Il provvedimento è stato eseguito nella mattinata odierna da personale della Polizia di Stato e dell'Arma dei Carabinieri, che hanno notificato la misura al titolare del locale. La sospensione è stata adottata ai sensi del Testo Unico delle Leggi di Pubblica Sicurezza, su proposta dell'Arma dei Carabinieri, ed ha natura strettamente preventiva: non si tratta, dunque, di una sanzione penale, bensì di uno strumento amministrativo volto a scongiurare il ripetersi di episodi analoghi in un'area particolarmente frequentata, dove la compresenza di residenti, turisti e avventori rende ancora più delicata la gestione dell'ordine pubblico.

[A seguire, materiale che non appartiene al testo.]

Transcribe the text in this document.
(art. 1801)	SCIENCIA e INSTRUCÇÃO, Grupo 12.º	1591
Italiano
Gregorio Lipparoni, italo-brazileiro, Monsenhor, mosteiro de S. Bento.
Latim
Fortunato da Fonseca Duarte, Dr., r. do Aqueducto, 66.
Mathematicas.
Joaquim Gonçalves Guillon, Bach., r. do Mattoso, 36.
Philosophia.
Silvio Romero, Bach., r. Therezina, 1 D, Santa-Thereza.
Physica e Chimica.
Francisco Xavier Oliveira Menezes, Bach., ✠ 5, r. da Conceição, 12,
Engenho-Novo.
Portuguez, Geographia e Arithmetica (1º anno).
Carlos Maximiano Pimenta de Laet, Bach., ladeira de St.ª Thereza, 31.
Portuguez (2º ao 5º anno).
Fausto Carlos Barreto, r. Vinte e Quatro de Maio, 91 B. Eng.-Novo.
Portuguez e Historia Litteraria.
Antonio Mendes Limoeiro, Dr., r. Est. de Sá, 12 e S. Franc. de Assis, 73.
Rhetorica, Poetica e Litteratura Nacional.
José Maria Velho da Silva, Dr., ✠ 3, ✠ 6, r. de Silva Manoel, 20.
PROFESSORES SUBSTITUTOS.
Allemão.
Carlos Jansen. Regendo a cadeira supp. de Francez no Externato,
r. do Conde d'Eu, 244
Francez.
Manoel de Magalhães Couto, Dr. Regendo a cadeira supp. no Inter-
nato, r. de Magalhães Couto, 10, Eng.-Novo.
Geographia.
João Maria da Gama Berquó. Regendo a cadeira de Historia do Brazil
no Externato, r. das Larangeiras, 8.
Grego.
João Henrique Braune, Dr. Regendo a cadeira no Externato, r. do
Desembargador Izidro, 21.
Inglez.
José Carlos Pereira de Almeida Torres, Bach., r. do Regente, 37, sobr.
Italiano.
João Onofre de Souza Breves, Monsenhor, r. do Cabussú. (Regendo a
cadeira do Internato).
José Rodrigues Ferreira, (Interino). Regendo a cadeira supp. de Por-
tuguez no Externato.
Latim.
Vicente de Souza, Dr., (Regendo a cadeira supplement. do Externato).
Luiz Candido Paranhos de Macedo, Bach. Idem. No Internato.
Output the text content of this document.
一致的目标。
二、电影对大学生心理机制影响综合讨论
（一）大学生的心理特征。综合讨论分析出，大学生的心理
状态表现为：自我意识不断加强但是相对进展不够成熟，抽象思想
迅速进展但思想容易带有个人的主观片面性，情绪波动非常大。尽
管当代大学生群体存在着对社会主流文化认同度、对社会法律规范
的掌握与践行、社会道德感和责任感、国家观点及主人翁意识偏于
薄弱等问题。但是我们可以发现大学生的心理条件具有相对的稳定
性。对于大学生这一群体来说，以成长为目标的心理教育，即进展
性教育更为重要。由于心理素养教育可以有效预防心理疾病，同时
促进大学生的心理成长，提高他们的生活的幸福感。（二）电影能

L'episodio che ha dato origine al provvedimento ha visto protagoniste numerose persone, coinvolte in disordini tali da mettere a rischio la sicurezza di quanti si trovavano nei pressi. Il porto di Trani, cornice di richiamo per la movida cittadina e scenario abituale di produzioni cinematografiche e televisive che ne celebrano il fascino, torna così a fare i conti con le ombre che ne accompagnano la notorietà nelle ore serali e notturne.
Le forze dell'ordine hanno già annunciato che, con l'approssimarsi della stagione estiva, saranno intensificati i controlli amministrativi sull'intero territorio provinciale, con un'attenzione particolare alle zone interessate dalla movida. L'obiettivo dichiarato è garantire il rispetto della normativa vigente e assicurare una fruizione serena degli spazi pubblici, in un periodo dell'anno in cui la pressione sulle aree di aggregazione tende inevitabilmente ad aumentare.